Le maire Pierre Hurmic défend un projet d’ombrière photovoltaïque au-dessus de la rocade

Ce sera la première roche de France récupérée d’une ombre photovoltaïque. Une étude a été lancée pour équiper les 45 km du Rocher de Bordeaux d’une grande ombre composée de capteurs photovoltaïques. Ce projet a été porté par un architecte-urbaniste de la région parisienne, responsable du bureau du ministère de la Transition écologique, révélé par la mère bordelaise Pierre Hurmic (EELV) qui l’a demandé et qui m’a demandé, et qui dit que je le défendrais ardemment.

« J’ai été saisi de ce projet lorsque la ville de Bordeaux a reçu un prix de la part du Geste d’Or [association représentant les métiers du bâtiment]dans le cadre de différentes réalisations urbaines de réseaux de chaleur, explique Pierre Hurmic à 20 minutes ce vendredi. Cette association m’a alors parlé de cet architecte-urbaniste que réfléchissait à la couverture de la roca de bordelaise. J’ai regardé le projet qui m’a paru tout de suite très intéressant, car je suis à l’affût des moindres espaces pour promouvoir l’énergie solaire sur notre territoire, et on n’en a pas tant que ça en ville. »

Une structure également équipée de capteurs de CO2 et de particules

Le projet a une superficie totale de 200 ha, “et permet une production alimentaire de 40.000 foyers avec électricité (chauffage, eau chaude…) ou 80.000 foyers avec électricité”, précise Pierre Hurmic.

Projet d’ombrières photovoltaïques au-dessus de la rocade de Bordeaux – Ville de Bordeaux

Une première étude, assez sommaire, a été remise au maire de Bordeaux. On peut y lire que cette ombrière serait également complétée par des capteurs de CO2 et de particules, gaz que seraient eux-mêmes transformés en énergie domestique. L’ouvrage sera également équipé de “pièges à sons” capables de réduire le bruit de circulation de 38 dB. Enfin, les panneaux seraient agrémentés de récupérateurs d’eau de pluie, celle-ci étant stockée dans des bassins de rétention pour les périodes sèches.

« J’aimerais que Bordeaux soit une ville pionnière en matière d’énergie solaire »

« J’ai parlé au Premier ministre Jean Castex qui m’a dit qu’il était au téléphone en avril, par le costume de Pierre Hurmic. C’est un projet qu’est du ressort de l’État, puisqu’il est propriétaire de la rocade, mais je veux l’appuyer et je crois en sa souple. » Le maire de Bordeaux espère que le pourra se réalisera « au plus vite », moi s’il pensait que le pourra pas se faire d’un coup. « La rocade traverse plusieurs communes, mais on peut commencer par cellules où les maires sont les plus volontaires, dont je fais partie. »

Financièrement, il a projeté pour cela chiffré, mais aussi pourrait être porté par un partenaire privé, à la demande de la centrale photovoltaïque Labarde, inaugurée à Bordeaux. Installée sur une ancienne décharge, elle est aujourd’hui la plus grande centrale de l’aire urbaine d’Europe. « J’aimerais que Bordeaux soit une ville pionnière en matière d’énergie solaire, et après la centrale de Labarde, il faut poursuivre les projets pour aller vers l’indépendance énergétique. »

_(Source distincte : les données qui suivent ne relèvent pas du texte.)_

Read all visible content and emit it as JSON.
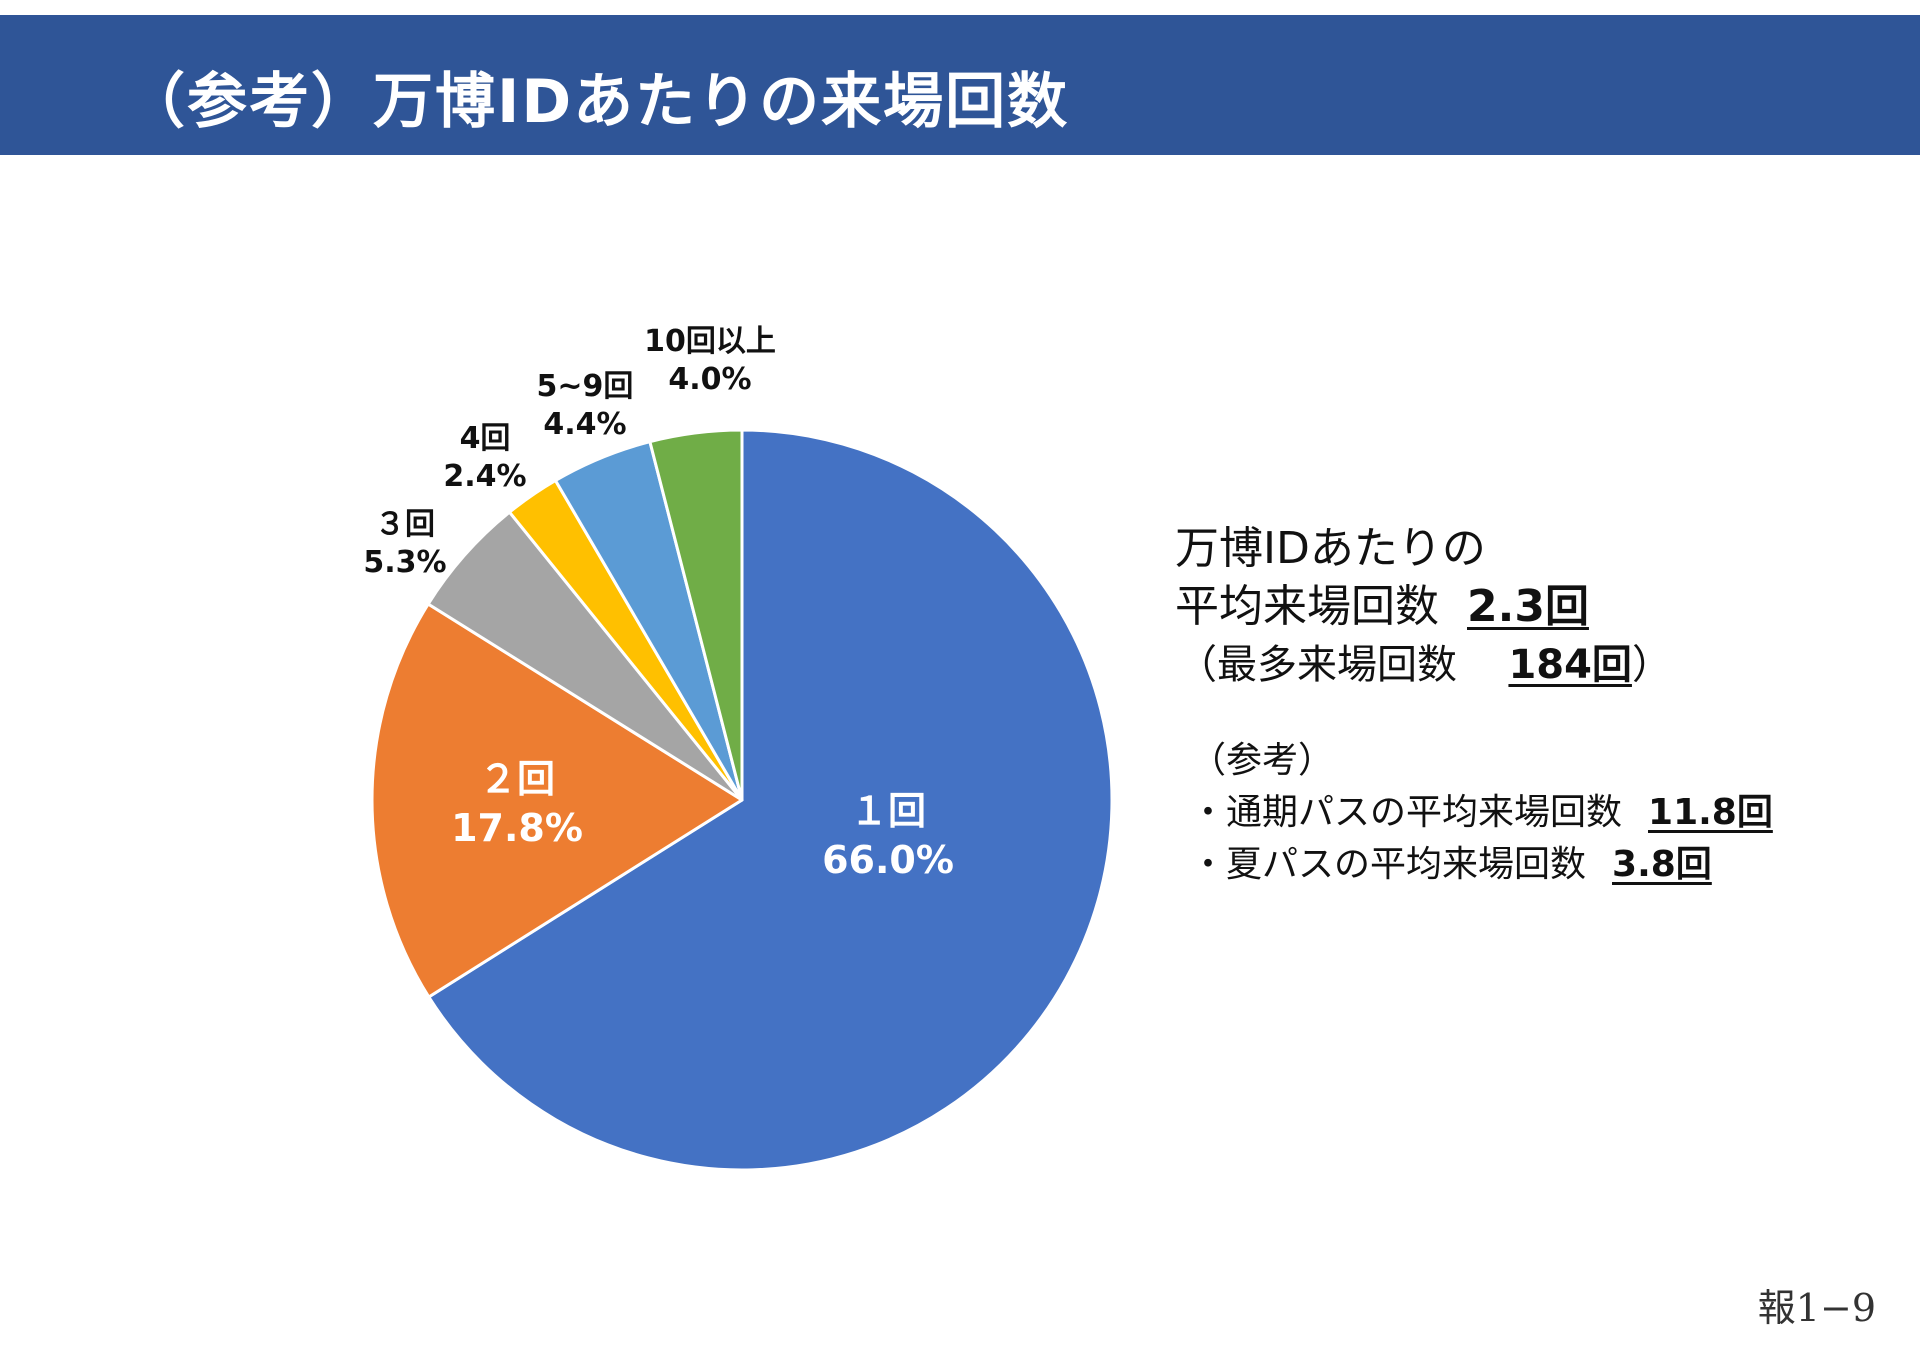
{
  "title": "（参考）万博IDあたりの来場回数",
  "chart_data": {
    "type": "pie",
    "start": "12 o'clock, clockwise",
    "slices": [
      {
        "label": "１回",
        "value": 66.0,
        "value_text": "66.0%",
        "color": "#4472c4"
      },
      {
        "label": "２回",
        "value": 17.8,
        "value_text": "17.8%",
        "color": "#ed7d31"
      },
      {
        "label": "３回",
        "value": 5.3,
        "value_text": "5.3%",
        "color": "#a5a5a5"
      },
      {
        "label": "4回",
        "value": 2.4,
        "value_text": "2.4%",
        "color": "#ffc000"
      },
      {
        "label": "5~9回",
        "value": 4.4,
        "value_text": "4.4%",
        "color": "#5b9bd5"
      },
      {
        "label": "10回以上",
        "value": 4.0,
        "value_text": "4.0%",
        "color": "#70ad47"
      }
    ]
  },
  "summary": {
    "line1": "万博IDあたりの",
    "line2_label": "平均来場回数",
    "avg_value": "2.3回",
    "line3_prefix": "（最多来場回数",
    "max_value": "184回",
    "line3_suffix": "）"
  },
  "reference": {
    "heading": "（参考）",
    "items": [
      {
        "label": "・通期パスの平均来場回数",
        "value": "11.8回"
      },
      {
        "label": "・夏パスの平均来場回数",
        "value": "3.8回"
      }
    ]
  },
  "page_number": "報1−9"
}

Objectif : 60 000 m2 de terrasses ensoleillées

Ainsi que le fait que ces espaces sont rares, et que Pierre Hurmic est très enthousiaste lorsqu’il s’agit d’aménager le centre sud d’espaces naturels, avec le projet Horizeo à Saucats, au sud de Bordeaux. « Les métropoles se servent beaucoup de leurs territoires proches pour satisfaire leurs besoins, regrette-t-il. Il faut qu’elles donnent les moyens d’accueillir dans leur périmètre les infrastructures destinées à leur indépendance énergétique, et ce projet va dans ce sens-là. »

La ville de Bordeaux mène de son côté plusieurs autres projets. « Nous étudions toutes les possibilités, et je veux que d’ici à la fin de mon mandat, 60 000 m2 de bâtiments pour bâtiments communaux équipés de panneaux solaires. Il y aura notamment la base sous-marine, des écoles… Tous les futurs bâtiments seront équipés en solaire, démarche qui est facilitée avec l’évolution des matériaux, j’ai pensé notamment aux tuiles solaires. Mais on sait que ce ne sera pas suffisant pour arriver à la neutralité carbone vers laquelle on s’est engagé. » Le rocher est représenté en ce sens « une belle opportunité » que la mère bordelaise n’a jamais eu de filer de laisser-faire.